ファッション

パイナップルの葉から作る繊維 東南アジアで量産体制へ

 スタートアップ企業のフードリボン(沖縄県大宜味村、宇田悦子社長)は24日、パイナップルの葉から繊維を抽出する機械の発表会を都内で行った。生産農家が廃棄していたパイナップルの葉やバナナの茎から作り出した繊維を衣料品などに利用する。

 これまでもパイナップルの葉から繊維を抽出する機械はあったが、手作業に頼る工程が多く、手間暇がかかるため、普及しなかった。
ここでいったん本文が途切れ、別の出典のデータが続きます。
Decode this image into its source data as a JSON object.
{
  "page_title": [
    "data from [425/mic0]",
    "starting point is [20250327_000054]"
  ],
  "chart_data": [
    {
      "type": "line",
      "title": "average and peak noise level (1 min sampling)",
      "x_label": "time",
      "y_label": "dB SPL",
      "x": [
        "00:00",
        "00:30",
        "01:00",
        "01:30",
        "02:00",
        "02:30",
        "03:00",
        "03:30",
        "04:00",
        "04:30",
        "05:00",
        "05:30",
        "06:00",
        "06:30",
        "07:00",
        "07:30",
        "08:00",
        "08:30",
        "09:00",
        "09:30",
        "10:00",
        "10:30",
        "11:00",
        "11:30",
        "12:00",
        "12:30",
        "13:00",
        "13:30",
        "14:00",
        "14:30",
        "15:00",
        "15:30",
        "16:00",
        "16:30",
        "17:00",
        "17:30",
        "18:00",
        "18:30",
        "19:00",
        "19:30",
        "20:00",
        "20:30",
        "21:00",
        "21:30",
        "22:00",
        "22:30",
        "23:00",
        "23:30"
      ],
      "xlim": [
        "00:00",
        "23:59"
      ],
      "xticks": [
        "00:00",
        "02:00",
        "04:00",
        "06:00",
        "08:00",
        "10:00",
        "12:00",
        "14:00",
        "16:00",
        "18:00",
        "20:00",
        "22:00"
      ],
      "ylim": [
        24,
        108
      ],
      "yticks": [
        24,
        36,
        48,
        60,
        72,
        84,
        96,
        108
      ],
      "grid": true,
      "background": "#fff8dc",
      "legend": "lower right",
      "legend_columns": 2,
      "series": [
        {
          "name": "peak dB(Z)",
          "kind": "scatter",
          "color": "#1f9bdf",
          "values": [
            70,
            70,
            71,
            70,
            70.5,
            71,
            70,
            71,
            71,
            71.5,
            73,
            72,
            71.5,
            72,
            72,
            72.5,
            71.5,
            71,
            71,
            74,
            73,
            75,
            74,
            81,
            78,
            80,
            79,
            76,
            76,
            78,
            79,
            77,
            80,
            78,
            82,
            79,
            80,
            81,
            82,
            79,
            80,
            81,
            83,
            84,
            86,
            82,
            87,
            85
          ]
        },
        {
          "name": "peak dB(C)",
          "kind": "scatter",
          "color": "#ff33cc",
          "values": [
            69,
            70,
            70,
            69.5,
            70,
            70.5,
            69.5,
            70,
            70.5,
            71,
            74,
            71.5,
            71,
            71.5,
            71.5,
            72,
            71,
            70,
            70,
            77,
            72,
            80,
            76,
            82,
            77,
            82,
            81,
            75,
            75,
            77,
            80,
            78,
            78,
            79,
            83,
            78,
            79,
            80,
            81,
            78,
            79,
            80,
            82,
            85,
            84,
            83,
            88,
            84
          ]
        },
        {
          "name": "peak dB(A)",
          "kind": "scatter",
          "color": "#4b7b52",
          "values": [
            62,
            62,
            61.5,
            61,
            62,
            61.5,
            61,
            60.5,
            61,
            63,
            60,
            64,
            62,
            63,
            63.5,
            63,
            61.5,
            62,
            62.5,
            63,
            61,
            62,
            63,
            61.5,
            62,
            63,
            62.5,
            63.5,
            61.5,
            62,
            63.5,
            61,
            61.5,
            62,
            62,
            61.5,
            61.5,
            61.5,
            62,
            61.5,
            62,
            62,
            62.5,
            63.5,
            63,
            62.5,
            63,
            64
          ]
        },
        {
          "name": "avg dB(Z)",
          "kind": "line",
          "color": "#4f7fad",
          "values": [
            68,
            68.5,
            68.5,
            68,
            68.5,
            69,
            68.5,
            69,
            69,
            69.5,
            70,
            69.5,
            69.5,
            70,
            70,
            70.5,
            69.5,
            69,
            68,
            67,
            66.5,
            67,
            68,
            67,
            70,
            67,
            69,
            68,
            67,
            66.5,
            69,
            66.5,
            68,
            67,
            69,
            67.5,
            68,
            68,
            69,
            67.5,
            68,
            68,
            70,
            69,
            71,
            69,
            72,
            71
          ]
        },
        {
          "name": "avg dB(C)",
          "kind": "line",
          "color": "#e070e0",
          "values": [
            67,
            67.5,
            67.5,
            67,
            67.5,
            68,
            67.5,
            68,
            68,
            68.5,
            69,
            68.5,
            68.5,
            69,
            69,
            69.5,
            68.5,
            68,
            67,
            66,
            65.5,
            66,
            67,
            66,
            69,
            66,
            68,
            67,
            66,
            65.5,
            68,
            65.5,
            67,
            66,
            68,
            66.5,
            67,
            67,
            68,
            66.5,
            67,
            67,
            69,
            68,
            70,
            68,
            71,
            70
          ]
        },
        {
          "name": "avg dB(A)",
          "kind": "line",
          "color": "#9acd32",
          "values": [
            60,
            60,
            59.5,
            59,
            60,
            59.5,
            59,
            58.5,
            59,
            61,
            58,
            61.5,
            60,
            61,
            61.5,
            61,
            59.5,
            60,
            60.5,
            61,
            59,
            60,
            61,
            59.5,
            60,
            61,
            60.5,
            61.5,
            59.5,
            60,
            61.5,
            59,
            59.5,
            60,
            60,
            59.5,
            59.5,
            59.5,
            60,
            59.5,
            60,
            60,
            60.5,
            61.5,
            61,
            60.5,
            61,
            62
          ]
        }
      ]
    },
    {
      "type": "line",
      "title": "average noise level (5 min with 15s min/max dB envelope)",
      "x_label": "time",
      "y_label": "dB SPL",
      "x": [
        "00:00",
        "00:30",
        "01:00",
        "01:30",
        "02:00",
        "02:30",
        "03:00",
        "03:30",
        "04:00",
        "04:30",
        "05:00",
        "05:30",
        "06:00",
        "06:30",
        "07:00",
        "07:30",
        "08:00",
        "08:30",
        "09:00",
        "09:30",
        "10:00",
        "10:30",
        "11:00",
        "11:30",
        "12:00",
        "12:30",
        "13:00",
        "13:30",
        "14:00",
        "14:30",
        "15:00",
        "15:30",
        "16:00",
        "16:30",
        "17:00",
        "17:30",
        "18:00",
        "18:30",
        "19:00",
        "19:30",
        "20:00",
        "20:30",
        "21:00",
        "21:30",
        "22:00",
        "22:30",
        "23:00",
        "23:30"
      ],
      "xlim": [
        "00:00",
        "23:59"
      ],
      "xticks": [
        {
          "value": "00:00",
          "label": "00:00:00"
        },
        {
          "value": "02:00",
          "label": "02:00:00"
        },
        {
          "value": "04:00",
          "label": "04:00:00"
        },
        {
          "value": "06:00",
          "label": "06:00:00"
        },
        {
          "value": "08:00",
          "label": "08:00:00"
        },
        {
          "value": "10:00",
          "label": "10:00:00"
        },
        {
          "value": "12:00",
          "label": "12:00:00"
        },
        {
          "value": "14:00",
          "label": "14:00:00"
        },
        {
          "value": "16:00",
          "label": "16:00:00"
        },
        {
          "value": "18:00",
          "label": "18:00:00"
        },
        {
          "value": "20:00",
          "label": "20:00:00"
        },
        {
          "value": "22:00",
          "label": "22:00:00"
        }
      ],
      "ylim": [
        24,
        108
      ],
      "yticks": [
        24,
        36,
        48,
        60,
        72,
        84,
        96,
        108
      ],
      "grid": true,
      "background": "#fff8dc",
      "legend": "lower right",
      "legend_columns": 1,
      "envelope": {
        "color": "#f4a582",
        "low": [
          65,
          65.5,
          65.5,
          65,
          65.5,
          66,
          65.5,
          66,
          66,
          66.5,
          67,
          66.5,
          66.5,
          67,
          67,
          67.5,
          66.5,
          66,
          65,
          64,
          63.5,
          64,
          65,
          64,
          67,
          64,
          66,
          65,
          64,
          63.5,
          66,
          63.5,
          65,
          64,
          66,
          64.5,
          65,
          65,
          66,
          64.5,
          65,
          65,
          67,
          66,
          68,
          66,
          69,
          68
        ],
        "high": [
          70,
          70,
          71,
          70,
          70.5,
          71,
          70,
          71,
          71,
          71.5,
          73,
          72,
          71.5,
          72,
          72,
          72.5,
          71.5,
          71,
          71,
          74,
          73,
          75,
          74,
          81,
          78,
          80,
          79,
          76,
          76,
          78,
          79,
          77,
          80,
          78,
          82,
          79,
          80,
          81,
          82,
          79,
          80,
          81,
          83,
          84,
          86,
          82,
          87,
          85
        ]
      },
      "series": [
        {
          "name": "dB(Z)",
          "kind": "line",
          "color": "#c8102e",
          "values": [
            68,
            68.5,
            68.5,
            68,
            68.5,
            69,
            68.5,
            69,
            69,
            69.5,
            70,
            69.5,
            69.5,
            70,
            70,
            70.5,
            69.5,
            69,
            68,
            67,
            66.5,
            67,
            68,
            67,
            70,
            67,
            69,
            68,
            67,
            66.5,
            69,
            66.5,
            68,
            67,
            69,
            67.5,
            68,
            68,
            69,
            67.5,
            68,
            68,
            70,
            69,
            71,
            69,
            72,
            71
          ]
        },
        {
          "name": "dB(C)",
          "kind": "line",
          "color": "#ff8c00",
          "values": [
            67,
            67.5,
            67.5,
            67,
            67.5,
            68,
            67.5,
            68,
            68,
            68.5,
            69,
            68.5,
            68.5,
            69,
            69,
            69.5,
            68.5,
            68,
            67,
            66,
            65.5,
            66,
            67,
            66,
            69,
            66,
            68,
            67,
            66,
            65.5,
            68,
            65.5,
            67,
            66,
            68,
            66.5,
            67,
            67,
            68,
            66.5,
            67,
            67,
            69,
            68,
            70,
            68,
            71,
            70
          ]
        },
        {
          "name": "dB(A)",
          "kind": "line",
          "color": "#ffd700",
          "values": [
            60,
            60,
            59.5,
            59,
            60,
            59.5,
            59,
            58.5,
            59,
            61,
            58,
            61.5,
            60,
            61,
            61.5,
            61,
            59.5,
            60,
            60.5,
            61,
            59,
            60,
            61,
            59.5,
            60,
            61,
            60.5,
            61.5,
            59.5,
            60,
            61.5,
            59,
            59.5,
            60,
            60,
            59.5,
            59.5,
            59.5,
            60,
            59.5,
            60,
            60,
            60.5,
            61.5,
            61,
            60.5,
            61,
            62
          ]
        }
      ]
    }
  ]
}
フードリボンは21年から研究を開始し、水圧によって繊維を抽出する方法を開発。機械も小型化して、農家に設置できるようにした。パイナップルは東南アジアの零細農家で作られている場合が多く、彼らの所得向上に寄与する。繊維を抽出した後の残りかすは家畜の肥料として利用する。

 まず国内でパイナップル生産の盛んな沖縄県に20台を設置し、繊維の生産を始める。その後、夏にかけてインドネシアに200台を設置して月産20トン、フィリピンに600台を設置して月産60トンの生産を目指す。台湾、中国、タイ、マレーシアなどでも設置を進める。

 発表会には経産省、ファーストリテイリング、TSIホールディングス、豊島、ゴールドウイン、伊藤忠商事、旭化成などの関係者約110人が集まり、関心の深さをうかがわせた。昨年フードリボンと業務提携を結んだTSIホールディングスの下地毅社長は「実際に抽出された繊維に触れ、品質の良さに驚いた。事業のポテンシャルは大きい」と話す。

 フードリボンの宇田社長は「パイナップルはグローバルサウス(途上国)で生産されている。捨てていた葉に価値を見出し、農家の所得向上につなげるとともに、循環型の社会を実現したい」と語った。